Plus nuancé, Hervé Delmas Kokou, directeur exécutif d’Amnesty Côte d’Ivoire, ne s’en montre pas moins critique. « Nous assistons de façon récurrente à l’interpellation d’acteurs de l’opposition et de la société civile, suite à des actes relevant de leur statut. Ces arrestations sans motifs valables sont des prétextes qui portent atteinte aux droits et libertés défendus par la Constitution ivoirienne », estime le directeur de l’ONG, avant de citer « l’article 20 de la Constitution de 2016, qui dispose que “Les libertés d’association, de réunion et de manifestation pacifiques sont garanties par la loi” ».
Vers un recours devant le Conseil constitutionnel
Christophe Kouamé, président de Citoyens et participation (CIVIS Côte d’Ivoire), une association d’éducation citoyenne, appelle de son côté à une mobilisation contre le nouveau code pénal, adopté le 19 juin dernier, responsable à ses yeux des interpellations visant de ceux qu’il qualifie de « dissidents ».
« La société civile, les syndicats, les partis politiques de l’opposition doivent lire – ou relire – le nouveau code pénal ivoirien et l’intégrer dans toutes leurs actions futures, en raison de son caractère restrictif sur les libertés individuelles », assure-t-il.

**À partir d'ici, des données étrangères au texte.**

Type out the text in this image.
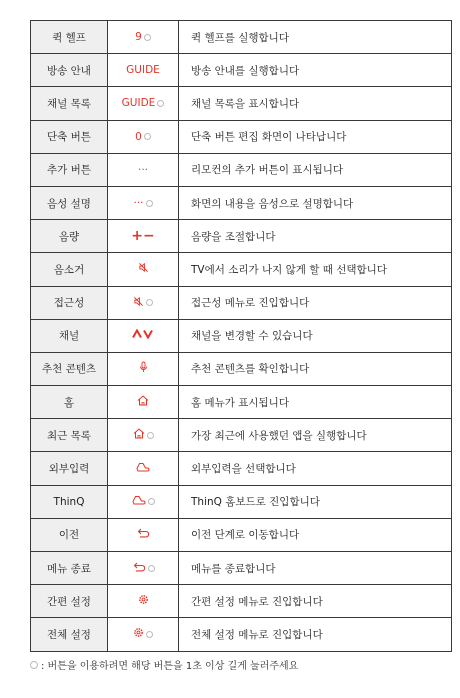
퀵 헬프	9	퀵 헬프를 실행합니다
방송 안내	GUIDE	방송 안내를 실행합니다
채널 목록	GUIDE	채널 목록을 표시합니다
단축 버튼	0	단축 버튼 편집 화면이 나타납니다
추가 버튼	···	리모컨의 추가 버튼이 표시됩니다
음성 설명	···	화면의 내용을 음성으로 설명합니다
음량	+−	음량을 조절합니다
음소거		TV에서 소리가 나지 않게 할 때 선택합니다
접근성		접근성 메뉴로 진입합니다
채널		채널을 변경할 수 있습니다
추천 콘텐츠		추천 콘텐츠를 확인합니다
홈		홈 메뉴가 표시됩니다
최근 목록		가장 최근에 사용했던 앱을 실행합니다
외부입력		외부입력을 선택합니다
ThinQ		ThinQ 홈보드로 진입합니다
이전		이전 단계로 이동합니다
메뉴 종료		메뉴를 종료합니다
간편 설정		간편 설정 메뉴로 진입합니다
전체 설정		전체 설정 메뉴로 진입합니다
: 버튼을 이용하려면 해당 버튼을 1초 이상 길게 눌러주세요
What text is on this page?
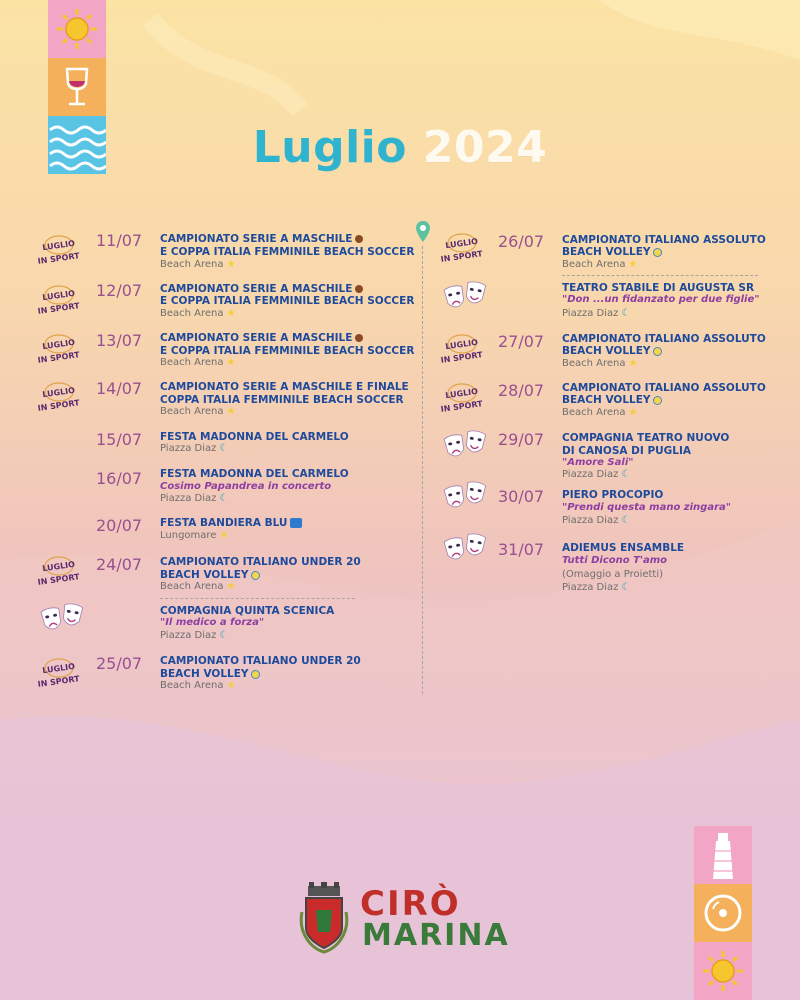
Luglio 2024
LUGLIO
IN SPORT
11/07 CAMPIONATO SERIE A MASCHILE
E COPPA ITALIA FEMMINILE BEACH SOCCER
Beach Arena ★
LUGLIO
IN SPORT
12/07 CAMPIONATO SERIE A MASCHILE
E COPPA ITALIA FEMMINILE BEACH SOCCER
Beach Arena ★
LUGLIO
IN SPORT
13/07 CAMPIONATO SERIE A MASCHILE
E COPPA ITALIA FEMMINILE BEACH SOCCER
Beach Arena ★
LUGLIO
IN SPORT
14/07 CAMPIONATO SERIE A MASCHILE E FINALE
COPPA ITALIA FEMMINILE BEACH SOCCER
Beach Arena ★
15/07 FESTA MADONNA DEL CARMELO
Piazza Diaz ☾
16/07 FESTA MADONNA DEL CARMELO
Cosimo Papandrea in concerto
Piazza Diaz ☾
20/07 FESTA BANDIERA BLU
Lungomare ★
LUGLIO
IN SPORT
24/07 CAMPIONATO ITALIANO UNDER 20
BEACH VOLLEY
Beach Arena ★
COMPAGNIA QUINTA SCENICA
"Il medico a forza"
Piazza Diaz ☾
LUGLIO
IN SPORT
25/07 CAMPIONATO ITALIANO UNDER 20
BEACH VOLLEY
Beach Arena ★
LUGLIO
IN SPORT
26/07 CAMPIONATO ITALIANO ASSOLUTO
BEACH VOLLEY
Beach Arena ★
TEATRO STABILE DI AUGUSTA SR
"Don ...un fidanzato per due figlie"
Piazza Diaz ☾
LUGLIO
IN SPORT
27/07 CAMPIONATO ITALIANO ASSOLUTO
BEACH VOLLEY
Beach Arena ★
LUGLIO
IN SPORT
28/07 CAMPIONATO ITALIANO ASSOLUTO
BEACH VOLLEY
Beach Arena ★
29/07 COMPAGNIA TEATRO NUOVO
DI CANOSA DI PUGLIA
"Amore Sali"
Piazza Diaz ☾
30/07 PIERO PROCOPIO
"Prendi questa mano zingara"
Piazza Diaz ☾
31/07 ADIEMUS ENSAMBLE
Tutti Dicono T'amo
(Omaggio a Proietti)
Piazza Diaz ☾
CIRÒ
MARINA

Parmi les points que l’activiste soulève, il y a notamment l’obligation désormais faite à toute personne souhaitant organiser une manifestation d’obtenir au préalable une autorisation des autorités. Jusque-là, les manifestations étaient soumises au régime de la simple déclaration. Une disposition que le CIVIS envisage de porter devant le Conseil constitutionnel pour obtenir son annulation. « Si nous n’obtenons pas gain de cause, nous irons sûrement encore devant la Cour africaine des droits de l’homme et des peuples », prévient-il.